The SURFfoundation has released A Portal for Doctoral E-Theses in Europe: Lessons Learned from a Demonstrator Project by M. P. J. P. Vanderfeesten. The portal project was funded by JISC, the National Library of Sweden, and the SURFfoundation. The SURFfoundation ran the project.
Here’s an excerpt from the "Management Summary":
For the first time various repositories with doctoral e-theses have been harvested on an international scale. This report describes a small pilot project which tested the interoperability of repositories for e-theses and has set up a freely accessible European portal with over 10,000 doctoral e-theses.
Five repositories from five different countries in Europe were involved: Denmark, Germany, the Netherlands, Sweden and the UK. The Open Archives Initiative Protocol for Metadata Harvesting (OAI-PMH) was the common protocol used to test the interoperability. Based upon earlier experiences and developed tools (harvester, search engine) of the national DAREnet service in the Netherlands, SURFfoundation could establish a prototype for this European e-theses Demonstrator relatively fast and simple.
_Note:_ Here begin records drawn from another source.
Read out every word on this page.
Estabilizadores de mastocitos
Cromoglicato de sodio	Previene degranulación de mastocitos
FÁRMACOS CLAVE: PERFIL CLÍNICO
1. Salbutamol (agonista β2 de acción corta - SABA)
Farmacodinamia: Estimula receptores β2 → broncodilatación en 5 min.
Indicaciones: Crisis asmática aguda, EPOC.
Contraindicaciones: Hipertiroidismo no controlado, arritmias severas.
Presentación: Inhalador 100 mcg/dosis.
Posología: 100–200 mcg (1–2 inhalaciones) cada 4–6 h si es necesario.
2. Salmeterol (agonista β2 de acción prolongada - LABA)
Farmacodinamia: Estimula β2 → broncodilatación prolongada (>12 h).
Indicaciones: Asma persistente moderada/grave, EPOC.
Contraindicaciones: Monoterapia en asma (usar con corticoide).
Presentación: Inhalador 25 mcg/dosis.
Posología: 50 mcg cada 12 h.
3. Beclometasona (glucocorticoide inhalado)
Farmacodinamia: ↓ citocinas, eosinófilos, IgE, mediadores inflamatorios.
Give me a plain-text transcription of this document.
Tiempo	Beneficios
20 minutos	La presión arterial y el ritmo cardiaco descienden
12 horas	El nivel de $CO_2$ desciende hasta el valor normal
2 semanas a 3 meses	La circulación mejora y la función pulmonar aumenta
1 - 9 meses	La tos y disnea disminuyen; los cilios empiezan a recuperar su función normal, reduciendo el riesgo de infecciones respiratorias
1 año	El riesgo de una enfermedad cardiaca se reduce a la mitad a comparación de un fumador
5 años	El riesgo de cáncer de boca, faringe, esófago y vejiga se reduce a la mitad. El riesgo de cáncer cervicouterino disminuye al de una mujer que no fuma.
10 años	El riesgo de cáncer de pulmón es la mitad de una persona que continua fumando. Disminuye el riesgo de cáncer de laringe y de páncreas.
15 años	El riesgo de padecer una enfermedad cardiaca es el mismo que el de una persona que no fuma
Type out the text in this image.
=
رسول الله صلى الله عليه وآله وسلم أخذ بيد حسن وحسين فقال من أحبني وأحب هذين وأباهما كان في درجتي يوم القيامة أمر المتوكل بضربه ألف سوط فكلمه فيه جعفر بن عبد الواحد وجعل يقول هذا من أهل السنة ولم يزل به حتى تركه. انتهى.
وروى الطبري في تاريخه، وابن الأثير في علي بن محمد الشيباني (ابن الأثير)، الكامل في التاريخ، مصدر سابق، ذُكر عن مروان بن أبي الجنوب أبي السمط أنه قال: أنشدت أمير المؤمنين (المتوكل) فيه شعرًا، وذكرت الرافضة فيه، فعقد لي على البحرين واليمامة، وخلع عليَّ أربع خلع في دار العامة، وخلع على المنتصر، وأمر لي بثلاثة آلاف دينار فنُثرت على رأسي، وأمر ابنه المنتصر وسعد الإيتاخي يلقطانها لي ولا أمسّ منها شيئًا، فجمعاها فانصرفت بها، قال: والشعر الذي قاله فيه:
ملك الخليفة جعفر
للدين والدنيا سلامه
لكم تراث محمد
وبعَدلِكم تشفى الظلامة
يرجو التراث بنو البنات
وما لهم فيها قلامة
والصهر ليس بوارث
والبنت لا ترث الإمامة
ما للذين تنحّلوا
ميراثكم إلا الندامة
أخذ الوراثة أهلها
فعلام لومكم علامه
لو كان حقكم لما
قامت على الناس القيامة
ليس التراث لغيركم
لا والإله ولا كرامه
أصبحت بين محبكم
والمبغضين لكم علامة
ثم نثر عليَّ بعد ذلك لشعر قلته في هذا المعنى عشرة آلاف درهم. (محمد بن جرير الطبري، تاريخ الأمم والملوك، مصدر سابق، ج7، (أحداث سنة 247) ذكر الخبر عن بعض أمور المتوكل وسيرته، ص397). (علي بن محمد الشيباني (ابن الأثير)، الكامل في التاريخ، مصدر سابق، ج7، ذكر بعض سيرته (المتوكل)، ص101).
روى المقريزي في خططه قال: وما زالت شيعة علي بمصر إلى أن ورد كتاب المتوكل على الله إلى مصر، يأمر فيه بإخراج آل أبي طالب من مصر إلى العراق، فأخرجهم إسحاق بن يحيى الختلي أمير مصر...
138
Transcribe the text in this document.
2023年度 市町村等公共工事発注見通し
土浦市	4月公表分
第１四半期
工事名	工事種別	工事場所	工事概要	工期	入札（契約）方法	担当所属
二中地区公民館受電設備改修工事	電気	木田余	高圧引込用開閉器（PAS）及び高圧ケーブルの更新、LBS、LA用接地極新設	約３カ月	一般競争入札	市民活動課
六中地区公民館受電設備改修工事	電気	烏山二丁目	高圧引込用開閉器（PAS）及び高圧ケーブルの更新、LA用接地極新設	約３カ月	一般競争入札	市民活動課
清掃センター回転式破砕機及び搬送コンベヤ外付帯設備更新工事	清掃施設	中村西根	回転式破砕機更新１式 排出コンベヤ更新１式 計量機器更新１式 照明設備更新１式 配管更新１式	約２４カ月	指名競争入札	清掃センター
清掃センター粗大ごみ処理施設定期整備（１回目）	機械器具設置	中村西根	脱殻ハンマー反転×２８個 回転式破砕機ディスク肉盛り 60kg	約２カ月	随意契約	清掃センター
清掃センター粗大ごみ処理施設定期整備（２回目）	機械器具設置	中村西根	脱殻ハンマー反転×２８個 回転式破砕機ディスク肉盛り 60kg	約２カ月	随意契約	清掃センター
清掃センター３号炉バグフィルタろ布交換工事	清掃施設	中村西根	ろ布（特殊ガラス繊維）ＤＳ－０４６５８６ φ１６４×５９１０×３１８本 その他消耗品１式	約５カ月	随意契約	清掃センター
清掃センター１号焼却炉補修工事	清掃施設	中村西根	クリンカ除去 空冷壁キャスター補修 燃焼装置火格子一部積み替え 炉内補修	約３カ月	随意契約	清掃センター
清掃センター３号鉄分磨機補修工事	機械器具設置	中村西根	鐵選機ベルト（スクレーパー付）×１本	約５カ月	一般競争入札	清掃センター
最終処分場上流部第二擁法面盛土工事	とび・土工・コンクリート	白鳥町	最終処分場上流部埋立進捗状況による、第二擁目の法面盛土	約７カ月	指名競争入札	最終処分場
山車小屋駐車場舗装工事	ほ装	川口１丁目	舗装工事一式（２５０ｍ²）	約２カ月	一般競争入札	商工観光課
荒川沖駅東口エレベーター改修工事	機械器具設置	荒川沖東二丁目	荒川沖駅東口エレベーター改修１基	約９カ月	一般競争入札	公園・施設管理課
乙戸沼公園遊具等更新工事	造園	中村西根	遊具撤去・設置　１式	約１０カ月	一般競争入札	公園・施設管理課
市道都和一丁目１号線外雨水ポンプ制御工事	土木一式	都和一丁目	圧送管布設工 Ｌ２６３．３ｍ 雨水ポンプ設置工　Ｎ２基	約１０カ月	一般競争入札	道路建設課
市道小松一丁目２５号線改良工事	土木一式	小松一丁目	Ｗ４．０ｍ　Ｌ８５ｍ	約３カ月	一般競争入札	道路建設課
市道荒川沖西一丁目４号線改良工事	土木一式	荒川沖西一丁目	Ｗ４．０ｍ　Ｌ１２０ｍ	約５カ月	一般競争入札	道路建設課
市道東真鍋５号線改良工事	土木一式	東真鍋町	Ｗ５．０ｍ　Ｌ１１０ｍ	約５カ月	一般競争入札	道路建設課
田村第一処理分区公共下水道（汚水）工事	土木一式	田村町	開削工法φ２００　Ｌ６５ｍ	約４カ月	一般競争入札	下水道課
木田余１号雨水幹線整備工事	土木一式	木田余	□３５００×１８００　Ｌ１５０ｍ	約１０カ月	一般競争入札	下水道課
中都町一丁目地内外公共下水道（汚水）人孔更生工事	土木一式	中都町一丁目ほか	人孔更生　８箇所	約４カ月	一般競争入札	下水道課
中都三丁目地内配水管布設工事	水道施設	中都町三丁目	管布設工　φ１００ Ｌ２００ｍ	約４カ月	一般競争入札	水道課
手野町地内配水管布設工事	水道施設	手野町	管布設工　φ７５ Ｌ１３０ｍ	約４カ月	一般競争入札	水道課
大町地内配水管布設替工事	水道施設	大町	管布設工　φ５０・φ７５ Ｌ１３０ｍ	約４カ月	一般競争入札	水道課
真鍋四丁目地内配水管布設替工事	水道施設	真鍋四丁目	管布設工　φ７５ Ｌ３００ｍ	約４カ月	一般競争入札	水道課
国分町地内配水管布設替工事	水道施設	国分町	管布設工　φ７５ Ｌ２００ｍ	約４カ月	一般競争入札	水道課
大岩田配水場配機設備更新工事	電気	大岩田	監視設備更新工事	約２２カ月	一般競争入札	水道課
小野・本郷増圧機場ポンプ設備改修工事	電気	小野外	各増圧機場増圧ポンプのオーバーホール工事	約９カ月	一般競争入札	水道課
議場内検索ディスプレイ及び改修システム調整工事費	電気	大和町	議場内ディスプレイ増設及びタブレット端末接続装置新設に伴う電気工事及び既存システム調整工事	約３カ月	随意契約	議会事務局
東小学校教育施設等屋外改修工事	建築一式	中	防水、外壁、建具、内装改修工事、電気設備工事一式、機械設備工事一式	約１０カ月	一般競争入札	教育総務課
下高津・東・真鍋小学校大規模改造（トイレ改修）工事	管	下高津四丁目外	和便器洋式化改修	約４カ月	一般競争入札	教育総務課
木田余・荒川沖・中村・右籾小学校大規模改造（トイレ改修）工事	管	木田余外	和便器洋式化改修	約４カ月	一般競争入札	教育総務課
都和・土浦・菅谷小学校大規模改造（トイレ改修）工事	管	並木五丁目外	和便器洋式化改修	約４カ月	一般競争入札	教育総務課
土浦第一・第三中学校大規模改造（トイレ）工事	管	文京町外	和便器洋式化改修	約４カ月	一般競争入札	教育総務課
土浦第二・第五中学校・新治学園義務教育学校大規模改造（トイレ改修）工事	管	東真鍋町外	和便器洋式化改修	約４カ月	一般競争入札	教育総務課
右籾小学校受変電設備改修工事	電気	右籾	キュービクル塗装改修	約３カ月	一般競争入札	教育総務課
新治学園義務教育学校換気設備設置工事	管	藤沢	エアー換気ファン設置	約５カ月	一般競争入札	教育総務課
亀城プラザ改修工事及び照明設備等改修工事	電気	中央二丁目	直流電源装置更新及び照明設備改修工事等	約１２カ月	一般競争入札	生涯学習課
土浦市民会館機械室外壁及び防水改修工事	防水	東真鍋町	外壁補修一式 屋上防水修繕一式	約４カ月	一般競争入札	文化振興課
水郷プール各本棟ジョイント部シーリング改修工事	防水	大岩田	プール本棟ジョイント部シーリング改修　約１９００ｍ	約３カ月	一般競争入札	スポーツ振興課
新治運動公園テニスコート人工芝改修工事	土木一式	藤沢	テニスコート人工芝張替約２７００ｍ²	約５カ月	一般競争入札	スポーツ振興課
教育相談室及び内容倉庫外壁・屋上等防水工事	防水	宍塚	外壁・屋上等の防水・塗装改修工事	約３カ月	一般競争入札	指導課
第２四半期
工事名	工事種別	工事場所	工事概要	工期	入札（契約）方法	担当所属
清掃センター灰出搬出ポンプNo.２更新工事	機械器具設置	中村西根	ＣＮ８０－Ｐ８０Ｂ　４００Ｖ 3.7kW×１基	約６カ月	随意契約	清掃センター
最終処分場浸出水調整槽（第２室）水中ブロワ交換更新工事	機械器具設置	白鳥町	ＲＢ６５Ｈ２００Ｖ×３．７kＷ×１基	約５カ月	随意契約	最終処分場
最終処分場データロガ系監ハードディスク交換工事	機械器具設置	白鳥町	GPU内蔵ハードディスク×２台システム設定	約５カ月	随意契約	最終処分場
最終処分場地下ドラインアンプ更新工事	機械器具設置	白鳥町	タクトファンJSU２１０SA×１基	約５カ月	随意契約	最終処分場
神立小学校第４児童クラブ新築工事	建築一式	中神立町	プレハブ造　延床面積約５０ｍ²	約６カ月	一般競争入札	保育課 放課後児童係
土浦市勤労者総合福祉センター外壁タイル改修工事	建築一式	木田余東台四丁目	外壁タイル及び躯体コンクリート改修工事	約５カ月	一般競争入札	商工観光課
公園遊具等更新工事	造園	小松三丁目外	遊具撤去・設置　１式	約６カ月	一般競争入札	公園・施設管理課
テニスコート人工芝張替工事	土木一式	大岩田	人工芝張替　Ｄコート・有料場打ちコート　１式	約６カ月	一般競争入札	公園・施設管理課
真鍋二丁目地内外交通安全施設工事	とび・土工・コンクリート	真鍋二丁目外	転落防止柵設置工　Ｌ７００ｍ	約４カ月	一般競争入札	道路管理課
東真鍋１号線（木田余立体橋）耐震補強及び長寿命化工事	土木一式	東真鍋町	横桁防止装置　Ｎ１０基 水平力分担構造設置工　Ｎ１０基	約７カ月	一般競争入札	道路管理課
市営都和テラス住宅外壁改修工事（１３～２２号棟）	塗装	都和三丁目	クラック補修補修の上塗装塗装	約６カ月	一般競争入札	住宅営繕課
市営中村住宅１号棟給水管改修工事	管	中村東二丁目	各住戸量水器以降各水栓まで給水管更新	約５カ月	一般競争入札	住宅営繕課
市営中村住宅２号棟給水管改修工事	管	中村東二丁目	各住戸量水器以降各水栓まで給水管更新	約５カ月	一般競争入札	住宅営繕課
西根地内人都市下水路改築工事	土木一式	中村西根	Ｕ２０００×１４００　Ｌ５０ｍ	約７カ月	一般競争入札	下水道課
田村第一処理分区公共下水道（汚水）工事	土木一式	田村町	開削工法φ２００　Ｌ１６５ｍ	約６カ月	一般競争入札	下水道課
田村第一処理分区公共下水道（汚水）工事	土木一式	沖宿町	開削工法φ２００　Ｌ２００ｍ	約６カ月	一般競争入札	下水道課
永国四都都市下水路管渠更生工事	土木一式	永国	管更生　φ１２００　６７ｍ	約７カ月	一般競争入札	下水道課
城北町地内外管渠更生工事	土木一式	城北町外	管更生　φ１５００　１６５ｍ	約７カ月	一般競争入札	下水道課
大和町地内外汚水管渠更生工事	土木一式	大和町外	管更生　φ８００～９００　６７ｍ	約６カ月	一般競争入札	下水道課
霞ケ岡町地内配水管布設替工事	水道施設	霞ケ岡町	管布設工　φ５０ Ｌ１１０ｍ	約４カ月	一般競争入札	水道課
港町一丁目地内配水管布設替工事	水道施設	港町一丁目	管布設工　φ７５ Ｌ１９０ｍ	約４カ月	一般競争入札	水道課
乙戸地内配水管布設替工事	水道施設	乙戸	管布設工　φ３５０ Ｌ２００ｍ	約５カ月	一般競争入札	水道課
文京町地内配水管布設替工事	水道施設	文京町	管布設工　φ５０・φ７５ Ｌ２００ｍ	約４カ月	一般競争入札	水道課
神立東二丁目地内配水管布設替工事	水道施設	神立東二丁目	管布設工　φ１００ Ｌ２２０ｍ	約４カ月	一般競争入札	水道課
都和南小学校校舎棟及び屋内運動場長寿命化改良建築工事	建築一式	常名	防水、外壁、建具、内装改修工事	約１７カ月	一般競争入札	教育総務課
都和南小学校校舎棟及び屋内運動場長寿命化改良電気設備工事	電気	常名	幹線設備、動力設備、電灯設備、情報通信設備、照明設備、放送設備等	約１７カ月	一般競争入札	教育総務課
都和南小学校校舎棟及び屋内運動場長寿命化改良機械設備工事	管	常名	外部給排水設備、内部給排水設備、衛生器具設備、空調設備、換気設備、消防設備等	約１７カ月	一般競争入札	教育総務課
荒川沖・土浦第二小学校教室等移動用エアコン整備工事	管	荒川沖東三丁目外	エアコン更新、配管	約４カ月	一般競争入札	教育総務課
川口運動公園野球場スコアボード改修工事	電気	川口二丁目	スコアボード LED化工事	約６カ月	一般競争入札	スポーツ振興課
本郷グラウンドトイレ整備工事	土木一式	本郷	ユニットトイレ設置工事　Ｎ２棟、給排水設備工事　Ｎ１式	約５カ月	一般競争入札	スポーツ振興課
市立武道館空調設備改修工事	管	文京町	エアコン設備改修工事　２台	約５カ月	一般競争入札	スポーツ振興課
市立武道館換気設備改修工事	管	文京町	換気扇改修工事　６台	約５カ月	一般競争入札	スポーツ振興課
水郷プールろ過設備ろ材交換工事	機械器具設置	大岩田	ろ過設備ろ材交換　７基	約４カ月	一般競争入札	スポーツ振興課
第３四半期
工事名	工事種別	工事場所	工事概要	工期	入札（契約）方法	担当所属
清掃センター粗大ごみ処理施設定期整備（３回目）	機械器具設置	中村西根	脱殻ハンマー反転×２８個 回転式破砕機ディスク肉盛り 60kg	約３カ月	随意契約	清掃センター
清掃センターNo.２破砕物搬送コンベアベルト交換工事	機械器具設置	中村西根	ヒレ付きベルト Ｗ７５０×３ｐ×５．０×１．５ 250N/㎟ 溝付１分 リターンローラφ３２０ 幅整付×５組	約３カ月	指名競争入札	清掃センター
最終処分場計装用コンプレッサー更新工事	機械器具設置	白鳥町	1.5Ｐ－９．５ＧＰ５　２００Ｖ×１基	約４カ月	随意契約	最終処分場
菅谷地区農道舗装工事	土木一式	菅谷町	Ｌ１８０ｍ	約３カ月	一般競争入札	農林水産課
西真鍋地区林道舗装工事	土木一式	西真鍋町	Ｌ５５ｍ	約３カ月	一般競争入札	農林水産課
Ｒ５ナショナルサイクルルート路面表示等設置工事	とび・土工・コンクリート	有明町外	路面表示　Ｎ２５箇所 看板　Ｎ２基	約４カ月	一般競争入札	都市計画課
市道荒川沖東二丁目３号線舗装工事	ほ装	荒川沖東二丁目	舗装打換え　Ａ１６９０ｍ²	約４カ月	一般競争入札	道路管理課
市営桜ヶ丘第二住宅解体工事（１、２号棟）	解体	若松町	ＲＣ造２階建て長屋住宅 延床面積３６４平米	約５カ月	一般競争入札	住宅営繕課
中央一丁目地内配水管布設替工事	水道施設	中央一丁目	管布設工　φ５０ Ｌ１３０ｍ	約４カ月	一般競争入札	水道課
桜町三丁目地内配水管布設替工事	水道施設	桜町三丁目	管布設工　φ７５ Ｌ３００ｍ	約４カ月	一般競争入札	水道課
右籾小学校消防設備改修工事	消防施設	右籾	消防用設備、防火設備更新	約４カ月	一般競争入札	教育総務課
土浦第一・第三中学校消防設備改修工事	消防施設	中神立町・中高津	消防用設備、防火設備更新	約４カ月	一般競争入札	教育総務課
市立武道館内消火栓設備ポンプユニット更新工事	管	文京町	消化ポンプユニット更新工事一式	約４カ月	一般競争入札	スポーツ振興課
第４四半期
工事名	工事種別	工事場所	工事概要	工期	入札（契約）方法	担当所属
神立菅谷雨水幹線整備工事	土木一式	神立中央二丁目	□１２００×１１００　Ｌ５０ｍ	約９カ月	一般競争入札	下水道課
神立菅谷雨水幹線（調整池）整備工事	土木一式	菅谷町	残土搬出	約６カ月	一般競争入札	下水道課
Nevertheless, some critical issues and problems occurred. They can be categorised into the following topics:
a) Generic issues related to repositories: the language used in the metadata fields differs per repository. . . . Furthermore, the quality of the data presented differs.. . . A further issue is the semantic and syntactic differences in metadata between repositories, which means that the format and content of the information exchange requests are not unambiguously defined. . . .
b) E-theses specific issues: to be able to harvest doctoral theses, the service provider needs to be able to filter on this document type. Up to now there is no commonly agreed format, which makes semantic interoperability possible [specific Dublin core recommendations omitted]. . . .
c) Issues related to data providers and service providers: besides the use of the OAI-protocol for metadata harvesting and the use of Dublin Core it is recommended for data providers to further standardise on the semantic interoperability by using the DRIVER guidelines with an addition of the e-Theses specific recommendations described above. To be able to offer more than basic services for e-Theses, one has to change the metadata format from simple Dublin Core to a richer and e-Theses specific one. . . . We needed to fix, normalise and crosswalk the differences between every repository to get a standard syntactic and semantic metadata structure. . . . The scaling up is a big issue. To stimulate the broad take up of various services, data providers have to work on implementing standards that create interoperability on syntactic and semantic levels.
d) Cultural and educational differences: In every country the educational processes are different. . . . Not only the graduation and publication process differs, but also the duration of the research process. Therefore the quality of the results in a cross-European search of doctoral theses may vary enormously.